High-Level Development Partners Adopt “Blueprint for Catalysing a Resilient Africa,” Setting Direction for AAAP 2.0

N airobi, Kenya – 5 September 2025: Co-chaired by the Republic of Kenya and the Global Center on Adaptation (GCA), the High-Level Development Partners Committee today adopted a communique—“A Blueprint for Catalysing a Resilient Africa”—to guide the next phase of the Africa Adaptation Acceleration Program (AAAP 2.0). The communique consolidates lessons from AAAP’s first phase (2021–2025) and aligns partners on a focused, scaled plan through 2030.

AAAP’s first phase established one of the world’s leading adaptation-finance mainstreaming efforts, embedding climate resilience solutions into $25 billion of international financial institution (IFI) investments across infrastructure, agriculture, and essential services—reaching over 200 million people and supporting more than 1 million jobs in 40 African countries. The program delivered strong value for money, including a leverage ratio of 1:1,370 (vs. a 1:100 target), benefit-to-cost ratios of 3–5:1, and an IRR above 20%. Partners identified opportunities to further strengthen monitoring and evaluation, deepen gender and social inclusion (already above 70%), and integrate learning more systematically.

AAAP 2.0: Focus, urgency and private-finance leadership
With the world nearing a 1.5°C overshoot and Africa requiring ~$500 billion in adaptation finance by 2030, the communique calls for a step-change in mobilization—particularly from the private sector—while preserving the catalytic role of development finance. AAAP 2.0 will concentrate on three mutually reinforcing goals:

  • Climate-prepare Africa’s food systems—empowering smallholder farmers to drive resilient growth;
  • Future-proof infrastructure and urban zones—leveraging nature to withstand climate extremes and enable investment;
  • Unlock resilient finance—crowding in domestic and international capital, reinforcing national financial systems, and scaling responsible, market-ready instruments.

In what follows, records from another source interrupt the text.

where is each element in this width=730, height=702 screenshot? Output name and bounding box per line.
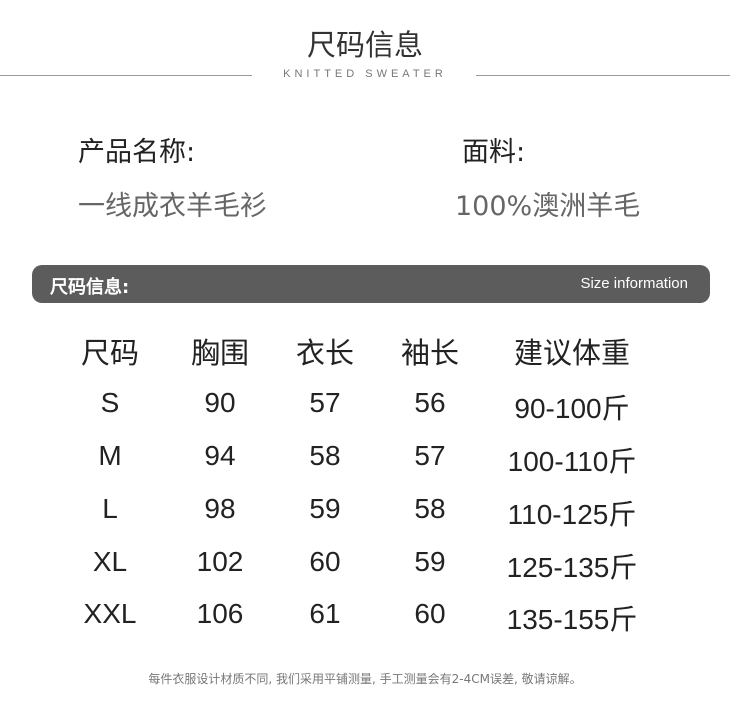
table-cell: 60	[414, 598, 446, 629]
table-cell: S	[100, 387, 120, 418]
section-bar-title: 尺码信息:	[50, 277, 130, 298]
table-cell: 102	[196, 546, 244, 577]
table-cell: 135-155斤	[506, 604, 638, 635]
material-value: 100%澳洲羊毛	[455, 191, 641, 222]
table-cell: 61	[309, 598, 341, 629]
table-cell: 58	[414, 493, 446, 524]
table-cell: XL	[92, 546, 128, 577]
subtitle: KNITTED SWEATER	[283, 68, 447, 80]
table-cell: 59	[414, 546, 446, 577]
table-cell: L	[102, 493, 118, 524]
table-header: 建议体重	[513, 338, 631, 370]
table-cell: 58	[309, 440, 341, 471]
divider-left	[0, 75, 252, 76]
page-title: 尺码信息	[306, 28, 423, 62]
divider-right	[476, 75, 730, 76]
table-cell: 100-110斤	[507, 446, 637, 477]
table-cell: 57	[309, 387, 341, 418]
table-header: 衣长	[295, 338, 355, 370]
table-header: 胸围	[190, 338, 250, 370]
table-cell: 98	[204, 493, 236, 524]
table-cell: 56	[414, 387, 446, 418]
table-cell: 90	[204, 387, 236, 418]
table-cell: 90-100斤	[514, 393, 630, 424]
table-header: 尺码	[80, 338, 140, 370]
table-cell: 59	[309, 493, 341, 524]
table-cell: M	[98, 440, 122, 471]
section-bar-subtitle: Size information	[580, 275, 688, 292]
footer-note: 每件衣服设计材质不同, 我们采用平铺测量, 手工测量会有2-4CM误差, 敬请谅…	[148, 672, 582, 686]
table-header: 袖长	[400, 338, 460, 370]
table-cell: 94	[204, 440, 236, 471]
table-cell: 106	[196, 598, 244, 629]
section-bar: 尺码信息: Size information	[32, 265, 710, 303]
table-cell: 57	[414, 440, 446, 471]
table-cell: 110-125斤	[507, 499, 637, 530]
product-name-label: 产品名称:	[78, 137, 196, 168]
product-name-value: 一线成衣羊毛衫	[78, 191, 267, 222]
table-cell: 125-135斤	[506, 552, 638, 583]
material-label: 面料:	[462, 137, 526, 168]
table-cell: 60	[309, 546, 341, 577]
table-cell: XXL	[83, 598, 137, 629]
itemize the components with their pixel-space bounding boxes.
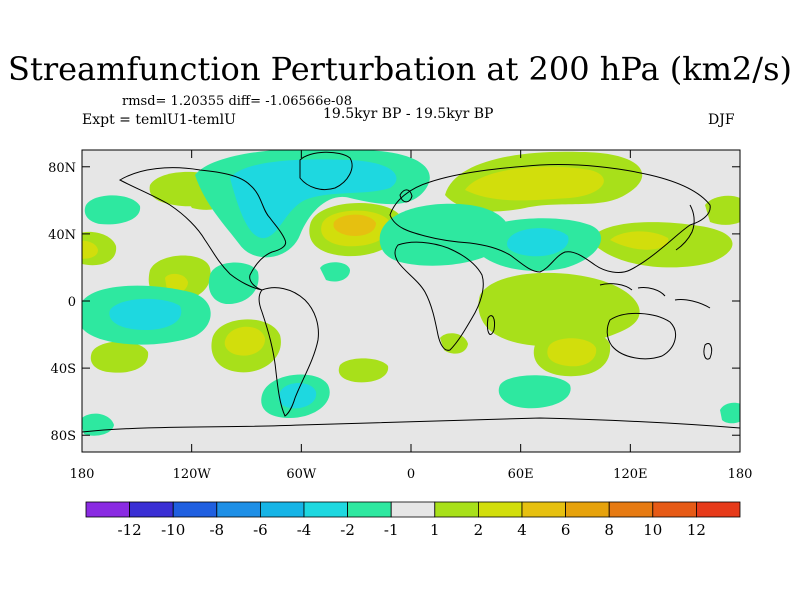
- colorbar: -12 -10 -8 -6 -4 -2 -1 1 2 4 6 8 10 12: [85, 501, 741, 539]
- colorbar-swatch: [347, 501, 392, 518]
- y-tick-label: 0: [68, 295, 76, 310]
- colorbar-label: 8: [604, 521, 614, 539]
- colorbar-swatch: [172, 501, 218, 518]
- rmsd-diff-text: rmsd= 1.20355 diff= -1.06566e-08: [122, 94, 352, 109]
- coastline-europe-asia: [389, 164, 711, 273]
- contour-negative-sa-core: [278, 383, 317, 409]
- coastline-africa: [394, 241, 484, 351]
- contour-negative-atlantic-small: [320, 262, 350, 282]
- colorbar-swatch: [652, 501, 697, 518]
- y-tick-label: 40S: [51, 362, 76, 377]
- coastline-japan: [675, 204, 695, 251]
- coastline-australia: [606, 312, 677, 360]
- figure-title: Streamfunction Perturbation at 200 hPa (…: [8, 50, 792, 88]
- contour-negative-arabia-core: [506, 228, 569, 257]
- contour-positive-sp-core: [224, 326, 266, 356]
- colorbar-swatch: [85, 501, 130, 518]
- contour-negative-far-east: [720, 402, 740, 424]
- season-label: DJF: [708, 112, 735, 128]
- colorbar-swatch: [390, 501, 436, 518]
- contour-negative-indian-south: [498, 375, 571, 409]
- colorbar-label: -4: [297, 521, 312, 539]
- contour-negative-arctic-core: [230, 159, 397, 239]
- colorbar-label: 6: [561, 521, 571, 539]
- y-axis: 80N 40N 0 40S 80S: [48, 161, 740, 444]
- contour-positive-wp-core: [610, 231, 669, 250]
- colorbar-swatch: [216, 501, 261, 518]
- coastlines: [82, 151, 740, 433]
- contour-positive-far-east: [705, 195, 740, 225]
- colorbar-swatch: [521, 501, 566, 518]
- colorbar-swatch: [259, 501, 305, 518]
- x-tick-label: 120E: [613, 467, 647, 482]
- colorbar-swatch: [477, 501, 523, 518]
- experiment-label: Expt = temlU1-temlU: [82, 112, 236, 128]
- colorbar-label: 1: [430, 521, 440, 539]
- contour-positive-atlantic-core: [333, 214, 376, 236]
- contour-positive-africa-south: [440, 333, 468, 354]
- contour-negative-pacific-core: [109, 298, 182, 330]
- x-tick-label: 180: [70, 467, 95, 482]
- coastline-greenland: [299, 151, 353, 191]
- colorbar-label: -12: [118, 521, 142, 539]
- contour-positive-indian-core: [547, 338, 597, 367]
- colorbar-swatch: [129, 501, 174, 518]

To translate vision into impact, AAAP 2.0 will operate through three delivery channels: a Transmission Belt for channeling cutting-edge expertise into bankable solutions; a Capability Accelerator to build institutional capacity with regional and national partners; and an Innovation Hub to curate learning, innovation, and locally led action. Community leadership, gender and social inclusion, youth empowerment, and job creation will be mainstreamed across all operations.

AAAP 2.0 will expand beyond traditional IFI partners to include new multilateral development banks, commercial banks, national DFIs, philanthropic organizations, and regulators—working in closer concert with AU institutions (including AUDA-NEPAD), regional economic communities, and centres of excellence. The next phase emphasizes systems change and national ownership, including replicable digital tools, codified curricula and masterclasses, and standards, guidelines, and taxonomies to help transform markets. The communique notes alignment with the establishment of a new headquarters on the continent to anchor long-term sustainability.

Professor Patrick V. Verkooijen, President & CEO, Global Center on Adaptation (GCA), said:
“Adaptation is Africa’s growth strategy. The numbers from Phase 1 speak for themselves—strong leverage, robust benefit-cost ratios, and transformative reach. With AAAP 2.0 we will deepen national ownership, expand partnerships with banks and markets, and hard-wire resilience into food systems, cities, and finance so Africa can thrive in a warming world.”

The Co-Chairs’ Summary is being submitted to the Committee of African Heads of State and Government on Climate Change (CAHOSCC) for political guidance, ensuring alignment with continental priorities.